PERUGIA – La Prima commissione dell’Assemblea legislativa dell’Umbria, presieduta da Francesco Filipponi, ha approvato all’unanimità la proposta di risoluzione “Tutela della geografia giudiziaria umbra e salvaguardia dei Tribunali di Terni e Spoleto”. L’atto nasce da una mozione sul tribunale di Terni, firmata dai consiglieri Francesco Filipponi e Maria Grazia Proietti, che l’Assemblea legislativa, nella seduta della settimana scorsa, ha deciso di rinviare in commissione (https://tinyurl.com/3yyhahh4). Ma accoglie anche le istanze di una mozione del consigliere Stefano Lisci (Pd) sul tribunale di Spoleto e la proposta di Donatella Tesei (Lega) di trattare unitamente le problematiche legate ai Tribunali di Terni, Perugia e Spoleto. Relatori in Aula saranno Francesco Filipponi (Pd) per la maggioranza e Donatella Tesei (Lega) per la minoranza.
La proposta di risoluzione impegna la Giunta “a rappresentare nelle sedi istituzionali competenti, con una posizione unitaria e coerente, la necessità di salvaguardare l’attuale assetto della geografia giudiziaria umbra, tutelando la permanenza e il pieno funzionamento dei Tribunali di Terni e Spoleto, nonché della Corte d’Appello di Perugia, e promuovendo, ove necessario, il potenziamento delle relative piante organiche, al fine di garantire prossimità, efficienza e continuità dei servizi giudiziari sull’intero territorio regionale”.

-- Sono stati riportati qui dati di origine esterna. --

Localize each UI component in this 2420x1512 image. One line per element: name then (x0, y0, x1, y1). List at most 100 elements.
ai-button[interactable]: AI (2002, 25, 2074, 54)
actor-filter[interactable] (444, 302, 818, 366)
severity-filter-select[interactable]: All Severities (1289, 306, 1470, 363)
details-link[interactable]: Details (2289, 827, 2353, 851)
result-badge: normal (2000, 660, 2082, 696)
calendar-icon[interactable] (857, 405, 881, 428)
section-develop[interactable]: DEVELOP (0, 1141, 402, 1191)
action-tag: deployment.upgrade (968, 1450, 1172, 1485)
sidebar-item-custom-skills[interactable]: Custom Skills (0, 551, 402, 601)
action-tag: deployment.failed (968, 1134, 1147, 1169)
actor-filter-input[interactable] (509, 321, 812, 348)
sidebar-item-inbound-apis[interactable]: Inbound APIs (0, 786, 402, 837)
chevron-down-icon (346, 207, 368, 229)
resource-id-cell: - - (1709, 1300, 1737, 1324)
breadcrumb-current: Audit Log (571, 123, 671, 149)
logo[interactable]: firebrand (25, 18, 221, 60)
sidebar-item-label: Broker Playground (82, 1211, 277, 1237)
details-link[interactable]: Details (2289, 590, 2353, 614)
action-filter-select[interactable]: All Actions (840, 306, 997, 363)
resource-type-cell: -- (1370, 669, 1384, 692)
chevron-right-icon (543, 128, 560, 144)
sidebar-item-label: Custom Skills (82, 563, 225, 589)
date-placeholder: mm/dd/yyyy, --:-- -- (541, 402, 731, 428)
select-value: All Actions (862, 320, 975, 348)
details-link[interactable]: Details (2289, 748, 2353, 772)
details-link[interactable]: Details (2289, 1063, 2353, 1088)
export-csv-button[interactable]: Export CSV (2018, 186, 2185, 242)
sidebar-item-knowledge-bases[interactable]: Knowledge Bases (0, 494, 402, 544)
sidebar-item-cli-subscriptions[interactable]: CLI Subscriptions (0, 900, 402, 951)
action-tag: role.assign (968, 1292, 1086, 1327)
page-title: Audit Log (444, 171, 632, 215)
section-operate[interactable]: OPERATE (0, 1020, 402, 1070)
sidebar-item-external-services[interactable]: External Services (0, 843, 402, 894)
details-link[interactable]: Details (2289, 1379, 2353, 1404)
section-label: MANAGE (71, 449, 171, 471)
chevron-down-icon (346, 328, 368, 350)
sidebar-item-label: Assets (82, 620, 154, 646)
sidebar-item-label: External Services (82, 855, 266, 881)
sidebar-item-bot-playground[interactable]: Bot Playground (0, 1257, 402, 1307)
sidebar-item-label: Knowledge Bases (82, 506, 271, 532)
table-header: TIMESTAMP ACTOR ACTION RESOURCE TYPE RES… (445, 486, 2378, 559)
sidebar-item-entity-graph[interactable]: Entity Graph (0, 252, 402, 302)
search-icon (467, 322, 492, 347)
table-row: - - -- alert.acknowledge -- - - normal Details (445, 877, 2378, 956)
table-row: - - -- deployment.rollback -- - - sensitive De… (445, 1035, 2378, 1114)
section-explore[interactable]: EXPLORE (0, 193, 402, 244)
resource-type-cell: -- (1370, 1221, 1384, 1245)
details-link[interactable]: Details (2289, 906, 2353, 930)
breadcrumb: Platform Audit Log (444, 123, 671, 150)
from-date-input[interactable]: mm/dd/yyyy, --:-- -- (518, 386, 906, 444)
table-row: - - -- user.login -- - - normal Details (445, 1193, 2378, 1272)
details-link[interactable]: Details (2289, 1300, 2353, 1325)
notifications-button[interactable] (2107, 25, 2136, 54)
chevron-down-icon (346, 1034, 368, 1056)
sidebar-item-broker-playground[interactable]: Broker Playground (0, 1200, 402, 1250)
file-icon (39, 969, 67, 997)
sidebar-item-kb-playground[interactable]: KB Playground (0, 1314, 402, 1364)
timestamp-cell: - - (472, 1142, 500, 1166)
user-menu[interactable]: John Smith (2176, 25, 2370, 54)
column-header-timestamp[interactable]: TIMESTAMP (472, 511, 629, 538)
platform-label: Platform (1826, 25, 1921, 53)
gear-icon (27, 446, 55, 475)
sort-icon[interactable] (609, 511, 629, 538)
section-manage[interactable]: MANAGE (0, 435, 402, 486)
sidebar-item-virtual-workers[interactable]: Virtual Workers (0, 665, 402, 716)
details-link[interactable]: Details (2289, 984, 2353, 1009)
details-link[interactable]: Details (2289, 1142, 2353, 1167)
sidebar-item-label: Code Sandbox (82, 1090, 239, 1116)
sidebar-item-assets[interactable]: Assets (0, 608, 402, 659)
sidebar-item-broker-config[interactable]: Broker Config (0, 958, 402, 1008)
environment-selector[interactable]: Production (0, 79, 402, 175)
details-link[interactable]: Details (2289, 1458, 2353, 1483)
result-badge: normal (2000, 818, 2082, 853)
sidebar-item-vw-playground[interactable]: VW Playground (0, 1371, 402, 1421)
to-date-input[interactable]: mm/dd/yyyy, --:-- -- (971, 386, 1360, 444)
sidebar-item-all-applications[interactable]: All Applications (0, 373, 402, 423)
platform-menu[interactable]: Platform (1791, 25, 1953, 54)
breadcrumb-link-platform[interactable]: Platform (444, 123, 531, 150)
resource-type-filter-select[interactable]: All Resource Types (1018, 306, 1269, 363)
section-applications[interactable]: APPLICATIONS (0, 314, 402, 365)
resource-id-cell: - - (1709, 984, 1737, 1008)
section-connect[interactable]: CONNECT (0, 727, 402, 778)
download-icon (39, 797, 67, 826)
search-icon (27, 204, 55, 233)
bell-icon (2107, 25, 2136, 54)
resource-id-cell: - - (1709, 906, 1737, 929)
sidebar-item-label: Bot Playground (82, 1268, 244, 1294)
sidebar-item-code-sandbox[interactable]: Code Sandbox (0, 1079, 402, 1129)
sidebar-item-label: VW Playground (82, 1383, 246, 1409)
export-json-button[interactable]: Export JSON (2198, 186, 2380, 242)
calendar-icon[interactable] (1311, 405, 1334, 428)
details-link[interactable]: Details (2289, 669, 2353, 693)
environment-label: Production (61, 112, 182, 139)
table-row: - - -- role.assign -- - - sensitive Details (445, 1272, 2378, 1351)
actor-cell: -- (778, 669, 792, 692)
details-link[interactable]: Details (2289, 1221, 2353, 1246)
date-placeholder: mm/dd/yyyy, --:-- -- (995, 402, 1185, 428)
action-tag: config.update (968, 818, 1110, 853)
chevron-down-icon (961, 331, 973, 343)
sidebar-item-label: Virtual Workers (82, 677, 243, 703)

Nel testo si legge che “i Tribunali di Terni e Spoleto svolgono funzioni essenziali per garantire prossimità, continuità ed efficienza dei servizi di giustizia a beneficio dei cittadini, delle imprese e delle comunità locali. La riforma delle circoscrizioni giudiziarie del 2012 ha già ridotto in modo significativo la presenza degli uffici giudiziari in Umbria, lasciando attivi soltanto i tribunali di Perugia, Terni e Spoleto. La presenza del Tribunale di Terni e di quello di Spoleto costituisce un presupposto organizzativo della permanenza della Corte d’appello di Perugia, con la relativa Procura generale. Ulteriori chiusure o accorpamenti comprometterebbero in modo irreversibile l’accesso alla giustizia, con ricadute negative su cittadini, imprese, professionisti e amministrazioni locali, aggravando tempi, costi e disagi. La geografia giudiziaria deve essere valutata non solo sulla base di criteri numerici, ma anche tenendo conto delle specificità territoriali, socioeconomiche, infrastrutturali e di sicurezza pubblica. La Regione Umbria ha il dovere istituzionale di tutelare l’equilibrio del proprio sistema giudiziario e di rappresentare nelle sedi competenti le esigenze dei territori e delle comunità locali. Allo stato attuale non c’è nessuna iniziativa governativa volta alla revisione delle circoscrizioni giudiziarie, come da rassicurazioni pervenute dal sottosegretario al ministro dell’Interno Emanuele Prisco, e dall’onorevole Raffaele Nevi. Tuttavia, bisogna mantenere alta l’attenzione”.